Cimino lo daba por hecho: su público estaba en la obligación de saber –o, en su defecto, de aprender– que esas estrategias narrativas no eran intrínsecamente nocivas para la calidad del material, que el cine estaba cambiando y era posible que estuvieran instaurándose nuevas reglas, ajenas al mandato, ya en decadencia, de un cierto tipo de relato. Así, mis dudas ante la película tenían mucho que ver con eso: no me había afectado tanto como El cazador sencillamente porque su modo de provocar la emoción era otro, y yo aún no disponía de las herramientas necesarias para llegar a él. He ahí una cuestión mayor de la función estética que, de súbito, una película como La puerta del cielo proponía a modo de desafío, y con una cierta brutalidad, a mi capacidad de ver y entender. Por mucho que mi mirada ya hubiera pasado por Antonioni y Bergman, por Kluge y Godard, en la película de Cimino anidaba algo distinto. El empaque era el del cine clásico, pero la manera de transmitirlo iba por un camino distinto al transitado por los renovadores europeos, intentaba encontrar un código propio de la cultura americana que también pudiera considerarse “moderno”, más allá de la vanguardia y la experimentación puras, en otro territorio distinto al que hollaban James Benning o Mark Rappaport. Es decir, estaba llevando al límite las propuestas del Nuevo Hollywood, de El largo adiós a Apocalypse Now, demoliendo la herencia clásica no desde el exterior, desde el ejemplo del cine europeo, sino desde las entrañas mismas del Gran Relato Americano. Cimino intentaba ponerse así a la altura de lo que habían conseguido Scott Fitzgerald o Sherwood Anderson muchos años antes, pero olvidaba que el cine no depende de los mismos condicionamientos que la literatura. Y eso acabó con su carrera, con el Hollywood de los setenta y con la posibilidad de un nuevo cine moderno americano. ¿O no fue esa la razón?

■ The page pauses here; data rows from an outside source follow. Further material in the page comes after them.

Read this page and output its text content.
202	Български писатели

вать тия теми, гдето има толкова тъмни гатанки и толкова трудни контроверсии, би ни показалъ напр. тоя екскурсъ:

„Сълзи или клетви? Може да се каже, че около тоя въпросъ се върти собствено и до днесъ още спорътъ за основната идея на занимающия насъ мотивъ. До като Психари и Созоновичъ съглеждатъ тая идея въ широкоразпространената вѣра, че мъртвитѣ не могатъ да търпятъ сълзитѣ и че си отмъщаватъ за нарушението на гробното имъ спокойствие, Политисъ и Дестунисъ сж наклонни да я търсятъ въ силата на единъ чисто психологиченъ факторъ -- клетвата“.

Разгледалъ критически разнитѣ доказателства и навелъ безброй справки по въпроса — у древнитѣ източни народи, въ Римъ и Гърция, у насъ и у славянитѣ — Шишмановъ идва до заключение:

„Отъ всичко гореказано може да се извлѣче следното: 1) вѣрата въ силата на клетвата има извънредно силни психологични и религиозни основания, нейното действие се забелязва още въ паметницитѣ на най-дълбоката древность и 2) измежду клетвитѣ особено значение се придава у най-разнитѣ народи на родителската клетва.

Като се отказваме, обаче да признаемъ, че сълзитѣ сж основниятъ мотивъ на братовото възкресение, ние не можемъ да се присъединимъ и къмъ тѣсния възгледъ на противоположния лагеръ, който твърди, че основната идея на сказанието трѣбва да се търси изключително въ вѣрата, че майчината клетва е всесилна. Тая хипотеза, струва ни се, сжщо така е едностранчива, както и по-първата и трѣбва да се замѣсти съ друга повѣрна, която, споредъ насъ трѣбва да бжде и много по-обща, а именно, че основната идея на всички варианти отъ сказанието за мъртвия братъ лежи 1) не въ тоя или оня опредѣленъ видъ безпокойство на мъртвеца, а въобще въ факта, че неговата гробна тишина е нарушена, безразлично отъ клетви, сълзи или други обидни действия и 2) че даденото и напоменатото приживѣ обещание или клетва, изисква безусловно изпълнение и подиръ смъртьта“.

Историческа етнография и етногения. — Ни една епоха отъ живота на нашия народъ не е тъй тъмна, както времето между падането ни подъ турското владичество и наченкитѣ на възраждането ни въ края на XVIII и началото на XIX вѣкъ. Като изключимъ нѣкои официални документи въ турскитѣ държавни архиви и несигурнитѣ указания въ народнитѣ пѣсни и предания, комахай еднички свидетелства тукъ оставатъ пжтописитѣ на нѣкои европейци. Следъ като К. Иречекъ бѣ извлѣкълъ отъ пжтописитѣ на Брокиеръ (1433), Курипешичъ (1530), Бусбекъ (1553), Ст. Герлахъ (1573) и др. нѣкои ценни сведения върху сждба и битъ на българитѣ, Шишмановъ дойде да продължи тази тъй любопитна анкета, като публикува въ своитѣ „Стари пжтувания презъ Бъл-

Durante todos estos años, a medida que he ido viendo una y otra vez La puerta del cielo, no he dejado de preguntarme por mi posible responsabilidad en esa debacle. Sobre todo porque contradice mis ideas acerca de la labor del crítico, según las cuales ese oficio consiste en detectar al instante por dónde van las cosas en una determinada forma artística, en este caso el cine. Si no supe ver la importancia de La puerta del cielo, ¿cuántos otros errores fatales como ese puedo haber cometido? Mi relato de la historia del cine, ¿no será un relato falseado a partir de varios puntos de partida equivocados? Por no hablar de mi relato de la historia de la literatura o la pintura, que también se han visto sacudidos por cataclismos de ese tipo en el curso del tiempo. Ahora que va a aparecer la edición española de La puerta del cielo en DVD y Blu-ray , con un ensayo al respecto que estoy escribiendo para la ocasión, he visto de nuevo un par de veces esa versión de más de tres horas y mis impresiones no hacen más que reafirmarse. Terminaré con una de ellas, que acaba de asaltarme hace escasos días y quizá se encuentre en el origen de lo que acabo de escribir. Pues puede parecer que haya escogido La puerta del cielo al azar, como ejemplo de esa osada categoría de películas que se adelantaron a su tiempo y confundieron a unos cuantos despistados como yo. Y no es así, se trata de otra cosa, de la instauración de una especie de quiebra no solo en la historia del cine, sino también en la historia del pensamiento sobre cine.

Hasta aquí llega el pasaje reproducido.